For years, some cybersecurity advocates and advocates have been calling for a sort of Geneva Convention For cyber war, new international laws that would carry clear consequences for anyone hacking critical civilian infrastructure, such as power grids, banks and hospitals. Today, the lead prosecutor at the International Criminal Court in The Hague made clear that he intends to impose these consequences – no new Geneva Convention is required. Instead, he explicitly stated for the first time that The Hague would investigate and prosecute any hacking crimes that violate existing international law, just as it does for war crimes committed in the physical world.
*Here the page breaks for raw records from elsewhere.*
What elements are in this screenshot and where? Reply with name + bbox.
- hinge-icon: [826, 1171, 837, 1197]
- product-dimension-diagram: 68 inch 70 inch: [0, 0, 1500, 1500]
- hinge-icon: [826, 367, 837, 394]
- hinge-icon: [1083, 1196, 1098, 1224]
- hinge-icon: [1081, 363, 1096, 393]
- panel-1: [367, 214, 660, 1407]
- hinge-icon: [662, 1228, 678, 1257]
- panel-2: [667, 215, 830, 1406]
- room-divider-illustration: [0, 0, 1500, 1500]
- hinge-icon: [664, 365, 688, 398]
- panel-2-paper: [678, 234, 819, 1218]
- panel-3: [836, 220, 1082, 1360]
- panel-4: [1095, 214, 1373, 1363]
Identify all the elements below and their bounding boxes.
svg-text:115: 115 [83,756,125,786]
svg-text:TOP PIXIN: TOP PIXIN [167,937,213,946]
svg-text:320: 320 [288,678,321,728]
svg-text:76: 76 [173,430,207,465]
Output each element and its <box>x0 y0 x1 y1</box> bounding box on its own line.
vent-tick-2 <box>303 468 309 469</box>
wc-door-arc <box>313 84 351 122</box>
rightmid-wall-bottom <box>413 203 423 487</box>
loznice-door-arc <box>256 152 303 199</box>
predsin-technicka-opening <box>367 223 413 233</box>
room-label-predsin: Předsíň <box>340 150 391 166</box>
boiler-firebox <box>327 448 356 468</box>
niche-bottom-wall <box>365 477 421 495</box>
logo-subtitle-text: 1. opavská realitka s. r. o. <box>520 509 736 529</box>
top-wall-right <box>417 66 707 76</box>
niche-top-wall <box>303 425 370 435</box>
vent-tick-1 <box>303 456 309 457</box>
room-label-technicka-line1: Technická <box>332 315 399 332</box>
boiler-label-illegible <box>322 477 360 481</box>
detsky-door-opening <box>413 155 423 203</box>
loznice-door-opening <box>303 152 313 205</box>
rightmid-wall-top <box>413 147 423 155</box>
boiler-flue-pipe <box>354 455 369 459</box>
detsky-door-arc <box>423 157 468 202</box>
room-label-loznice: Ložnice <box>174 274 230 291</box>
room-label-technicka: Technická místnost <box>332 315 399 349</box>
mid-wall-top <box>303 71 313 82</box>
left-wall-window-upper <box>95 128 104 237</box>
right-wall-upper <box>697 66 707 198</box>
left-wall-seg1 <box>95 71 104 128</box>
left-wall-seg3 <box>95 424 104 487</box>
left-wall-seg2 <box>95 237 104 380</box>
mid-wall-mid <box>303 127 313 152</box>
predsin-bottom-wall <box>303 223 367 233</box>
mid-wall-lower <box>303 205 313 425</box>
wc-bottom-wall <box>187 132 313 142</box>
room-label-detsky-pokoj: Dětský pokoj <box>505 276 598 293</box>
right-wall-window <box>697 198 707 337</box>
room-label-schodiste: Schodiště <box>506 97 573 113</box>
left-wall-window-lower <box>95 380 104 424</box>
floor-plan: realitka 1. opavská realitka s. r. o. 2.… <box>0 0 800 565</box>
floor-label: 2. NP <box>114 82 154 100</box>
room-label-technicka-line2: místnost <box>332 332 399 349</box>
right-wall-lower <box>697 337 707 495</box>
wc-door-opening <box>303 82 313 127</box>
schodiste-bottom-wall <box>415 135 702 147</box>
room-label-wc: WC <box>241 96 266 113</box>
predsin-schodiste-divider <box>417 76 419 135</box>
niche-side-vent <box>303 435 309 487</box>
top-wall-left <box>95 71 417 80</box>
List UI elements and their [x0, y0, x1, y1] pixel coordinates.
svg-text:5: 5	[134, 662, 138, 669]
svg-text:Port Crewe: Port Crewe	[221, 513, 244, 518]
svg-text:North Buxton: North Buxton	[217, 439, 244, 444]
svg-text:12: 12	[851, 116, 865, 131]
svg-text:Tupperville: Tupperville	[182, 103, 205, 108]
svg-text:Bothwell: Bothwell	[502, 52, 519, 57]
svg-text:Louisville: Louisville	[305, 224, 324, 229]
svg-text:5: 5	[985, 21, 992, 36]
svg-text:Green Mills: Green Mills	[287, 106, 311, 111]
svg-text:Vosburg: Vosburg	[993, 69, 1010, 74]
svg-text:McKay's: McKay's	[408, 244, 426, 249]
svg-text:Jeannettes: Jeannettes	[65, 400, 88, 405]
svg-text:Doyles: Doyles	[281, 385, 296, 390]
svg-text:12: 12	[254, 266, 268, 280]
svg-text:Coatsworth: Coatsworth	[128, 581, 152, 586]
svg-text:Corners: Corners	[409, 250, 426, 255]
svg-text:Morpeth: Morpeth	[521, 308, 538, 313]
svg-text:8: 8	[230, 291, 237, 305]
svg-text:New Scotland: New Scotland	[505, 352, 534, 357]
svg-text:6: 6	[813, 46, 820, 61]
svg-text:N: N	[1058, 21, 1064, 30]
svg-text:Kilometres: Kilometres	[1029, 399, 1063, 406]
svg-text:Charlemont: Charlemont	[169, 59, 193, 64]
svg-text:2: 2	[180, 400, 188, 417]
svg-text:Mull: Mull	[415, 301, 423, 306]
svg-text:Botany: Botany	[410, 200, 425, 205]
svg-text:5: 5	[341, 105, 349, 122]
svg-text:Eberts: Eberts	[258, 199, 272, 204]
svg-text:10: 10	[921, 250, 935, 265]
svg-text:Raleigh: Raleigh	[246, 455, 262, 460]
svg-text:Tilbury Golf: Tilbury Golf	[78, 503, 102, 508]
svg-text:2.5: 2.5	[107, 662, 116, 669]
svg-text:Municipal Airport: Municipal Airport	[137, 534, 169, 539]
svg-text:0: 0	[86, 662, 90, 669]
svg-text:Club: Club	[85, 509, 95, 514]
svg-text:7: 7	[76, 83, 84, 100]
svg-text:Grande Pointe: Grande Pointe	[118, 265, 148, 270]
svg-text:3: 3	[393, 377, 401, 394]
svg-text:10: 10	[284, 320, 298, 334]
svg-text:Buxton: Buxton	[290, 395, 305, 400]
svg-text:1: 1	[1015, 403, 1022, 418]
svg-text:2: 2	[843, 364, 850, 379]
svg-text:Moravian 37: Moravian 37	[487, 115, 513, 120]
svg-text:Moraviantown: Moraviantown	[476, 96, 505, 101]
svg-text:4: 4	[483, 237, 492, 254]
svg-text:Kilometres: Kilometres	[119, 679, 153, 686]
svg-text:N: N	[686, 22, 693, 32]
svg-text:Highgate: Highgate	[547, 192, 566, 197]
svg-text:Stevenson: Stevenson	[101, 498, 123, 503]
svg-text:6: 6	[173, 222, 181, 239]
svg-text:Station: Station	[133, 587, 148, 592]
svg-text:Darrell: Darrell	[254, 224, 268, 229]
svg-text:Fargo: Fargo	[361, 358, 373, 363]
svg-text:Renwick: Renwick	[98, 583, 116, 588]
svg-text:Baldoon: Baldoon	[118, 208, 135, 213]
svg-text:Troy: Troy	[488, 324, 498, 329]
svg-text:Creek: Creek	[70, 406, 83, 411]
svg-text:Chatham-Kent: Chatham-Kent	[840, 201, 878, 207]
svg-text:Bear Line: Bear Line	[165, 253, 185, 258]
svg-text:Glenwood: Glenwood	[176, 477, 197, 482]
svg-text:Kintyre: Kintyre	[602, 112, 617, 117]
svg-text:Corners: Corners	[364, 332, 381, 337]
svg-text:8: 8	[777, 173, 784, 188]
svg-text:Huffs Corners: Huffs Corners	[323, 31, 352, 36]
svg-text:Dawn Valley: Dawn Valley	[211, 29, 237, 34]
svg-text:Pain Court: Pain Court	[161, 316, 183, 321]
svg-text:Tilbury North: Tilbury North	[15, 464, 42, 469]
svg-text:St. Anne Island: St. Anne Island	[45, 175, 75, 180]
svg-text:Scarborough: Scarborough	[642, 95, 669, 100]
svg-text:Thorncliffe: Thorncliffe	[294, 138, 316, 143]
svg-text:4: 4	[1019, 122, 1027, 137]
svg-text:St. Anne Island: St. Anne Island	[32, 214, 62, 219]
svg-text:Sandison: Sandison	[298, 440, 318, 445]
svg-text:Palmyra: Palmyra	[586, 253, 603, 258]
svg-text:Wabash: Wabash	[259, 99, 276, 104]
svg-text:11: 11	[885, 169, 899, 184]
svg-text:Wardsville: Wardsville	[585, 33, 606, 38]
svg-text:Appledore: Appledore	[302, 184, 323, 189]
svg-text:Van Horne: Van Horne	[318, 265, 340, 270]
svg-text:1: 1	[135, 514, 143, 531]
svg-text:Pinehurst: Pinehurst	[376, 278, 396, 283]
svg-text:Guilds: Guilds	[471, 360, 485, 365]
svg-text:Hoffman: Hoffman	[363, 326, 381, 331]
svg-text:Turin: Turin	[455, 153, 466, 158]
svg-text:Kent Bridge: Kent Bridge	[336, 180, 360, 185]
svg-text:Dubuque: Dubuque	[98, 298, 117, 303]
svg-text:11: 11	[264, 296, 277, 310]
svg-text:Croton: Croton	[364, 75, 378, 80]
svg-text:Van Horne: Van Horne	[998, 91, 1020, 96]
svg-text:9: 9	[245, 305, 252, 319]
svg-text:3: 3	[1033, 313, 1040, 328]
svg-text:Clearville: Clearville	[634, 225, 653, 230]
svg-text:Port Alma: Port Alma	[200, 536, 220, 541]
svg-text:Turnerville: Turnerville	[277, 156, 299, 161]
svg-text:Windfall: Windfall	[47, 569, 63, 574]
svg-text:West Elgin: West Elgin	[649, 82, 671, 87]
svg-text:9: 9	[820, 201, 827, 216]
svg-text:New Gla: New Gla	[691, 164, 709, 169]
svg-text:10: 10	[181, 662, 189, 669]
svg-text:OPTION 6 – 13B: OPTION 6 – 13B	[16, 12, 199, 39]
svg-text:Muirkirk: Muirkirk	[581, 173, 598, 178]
In a little noticed article Published last month in the quarterly publication Foreign Policy Analytics, the lead prosecutor of the International Criminal Court, Karim Khan, clarified the new commitment: his office will investigate cybercrimes that potentially violate the Rome Statute, the treaty that defines power of the Court to prosecute illegal acts. , including war crimes, crimes against humanity and genocide.
“Cyberwar does not take place in the abstract. On the contrary, it can have a profound impact on people’s lives,” writes Khan. “Attempts to impact critical infrastructure such as medical facilities or control systems for electricity generation can have immediate consequences for many, especially the most vulnerable. Therefore, as part of its investigations, my Office will collect and review evidence of such conduct.
When WIRED contacted the International Criminal Court, a spokesperson for the prosecutor’s office confirmed that this was now the office’s official position. “The Office considers that, in appropriate circumstances, conduct in cyberspace may potentially constitute war crimes, crimes against humanity, genocide and/or a crime of aggression,” the spokesperson wrote, “ and that such conduct is potentially actionable in court. Court where the matter is sufficiently serious.
Neither Khan’s article nor his office’s statement to WIRED mention Russia or Ukraine. But the new declaration of the ICC prosecutor’s intent to investigate and prosecute hacking crimes comes amid growing international attention to Russian cyberattacks targeting Ukraine before and after its all-out invasion of its neighbor in early 2022. In March last year, the Human Rights Center at the University of Berkeley School of Law sent a formal request to the ICC Prosecutor’s Office urging him to consider prosecuting Russian hackers for war crimes for their cyberattacks in Ukraine— even as prosecutors continued to gather evidence of more traditional physical war crimes committed by Russia during its invasion.
In the Berkeley Human Rights Center’s request, formally known as an Article 15 document, the Human Rights Center focused on cyberattacks carried out by a known Russian group under the name Sandworm, a unit within the Russian military intelligence agency GRU. Since 2014, the GRU and Sandworm, in particular, have waged a series of cyberwars attacks on critical civilian infrastructure in Ukraine, beyond anything seen in Internet history. Their brazen hacks included targeting Ukrainian power utilities and triggering the only two outages ever caused by cyberattacks upon the release of NotPetya malware destroying data which spread from Ukraine to the rest of the world and caused more than $10 billion in damage, including to hospital networks in Ukraine and the United States.
Although the Berkeley group’s submission initially focused on the 2015 and 2016 Sandworm attacks on Ukraine’s power grid as the clearest example of cyberattacks with physical effects comparable to those of traditional warfare, it then summer expanded his argument to include Sandworm’s NotPetya cyberattack, as well as a third attempt by the hackers to sabotage Ukraine’s power grid and another cyberattack on the Viasat satellite modem network used by the Ukrainian military, which caused satellite modem outages across Europe.